A manipulação e os meios de comunicação de


massas. Um caso de estudo – a romantização do
amor

Título: O amor romântico tem uma história

Autor e obra: Charles Lindholm, The Future of Love, in Victor C. de Munck (editor),
Romantic Love and Sexual Behavior

Texto
O amor romântico tem uma história

«Será o amor romântico eterno ou estará condenado a desaparecer? E se


desaparecer, quais serão as consequências? […] De facto, as canções, poemas,
novelas e filmes da nossa sociedade, têm pintado o amor como o valor mais
elevado da vida: transbordante, irresistível, sedutor, uma bênção extraordinária. O
amor – dizem-no os nossos clichés – faz girar o mundo, nada é impossível para os
amantes, o amor não conhece fronteiras, a vida sem amor não é digna de ser
vivida, o amor é eterno.
Todavia, a despeito da sensação subjetiva dos amantes de que o seu amor é
intemporal e ilimitado, o amor romântico tem um passado e existe num contexto
particular. Para a maior parte dos teóricos, a ideia que atualmente temos do amor
desenvolveu-se na cultura da Europa pré-moderna onde a paixão sexual, que hoje
consideramos central para nos apaixonarmos, era, ao invés, retratada como uma
compulsão perigosa que podia arrastar os jovens para ligações inapropriadas e
arriscadas, dissolver casamentos de conveniência e causar indizíveis conflitos e
infelicidade.

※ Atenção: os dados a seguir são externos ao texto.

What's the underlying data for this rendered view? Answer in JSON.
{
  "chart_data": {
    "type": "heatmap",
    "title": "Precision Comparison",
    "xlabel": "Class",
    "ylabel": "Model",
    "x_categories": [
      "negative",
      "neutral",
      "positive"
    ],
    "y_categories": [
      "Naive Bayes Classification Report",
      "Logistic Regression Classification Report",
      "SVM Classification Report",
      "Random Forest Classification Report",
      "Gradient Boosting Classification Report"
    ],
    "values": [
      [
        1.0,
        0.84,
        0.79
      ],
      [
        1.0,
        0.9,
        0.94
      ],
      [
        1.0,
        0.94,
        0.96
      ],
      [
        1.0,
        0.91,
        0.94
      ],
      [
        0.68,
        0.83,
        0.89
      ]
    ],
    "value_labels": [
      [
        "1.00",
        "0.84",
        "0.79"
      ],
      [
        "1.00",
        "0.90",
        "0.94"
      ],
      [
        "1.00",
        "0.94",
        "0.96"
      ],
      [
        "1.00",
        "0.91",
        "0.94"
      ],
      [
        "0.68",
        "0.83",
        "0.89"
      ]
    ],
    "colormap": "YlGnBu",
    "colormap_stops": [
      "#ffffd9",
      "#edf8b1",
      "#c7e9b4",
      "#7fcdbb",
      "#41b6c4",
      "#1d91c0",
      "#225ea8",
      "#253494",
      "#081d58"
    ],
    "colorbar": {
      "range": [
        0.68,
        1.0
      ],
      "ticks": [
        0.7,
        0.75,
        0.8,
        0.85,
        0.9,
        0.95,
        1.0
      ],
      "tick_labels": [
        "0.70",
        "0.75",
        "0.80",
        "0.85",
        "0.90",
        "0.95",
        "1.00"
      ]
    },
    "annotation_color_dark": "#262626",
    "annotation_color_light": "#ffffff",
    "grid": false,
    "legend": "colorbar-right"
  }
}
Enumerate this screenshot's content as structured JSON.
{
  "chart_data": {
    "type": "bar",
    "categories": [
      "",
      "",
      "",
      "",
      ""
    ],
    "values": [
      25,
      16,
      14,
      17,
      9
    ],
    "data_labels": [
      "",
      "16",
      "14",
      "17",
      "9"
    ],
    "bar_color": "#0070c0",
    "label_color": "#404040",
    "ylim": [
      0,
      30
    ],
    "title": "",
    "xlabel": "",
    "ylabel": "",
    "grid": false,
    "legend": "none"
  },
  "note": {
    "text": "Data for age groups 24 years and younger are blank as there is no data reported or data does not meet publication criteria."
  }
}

Para evitar essas ameaças, foram desenvolvidos mecanismos, tais
como o casamento infantil, os paus de cabeleira, a prostituição institucionalizada,
etc., com o objetivo simultâneo de dar ao grupo social controlo sobre a reprodução,
seja suprimindo diretamente o desejo erótico, seja canalizando-o para uma esfera
inteiramente separada da do casamento.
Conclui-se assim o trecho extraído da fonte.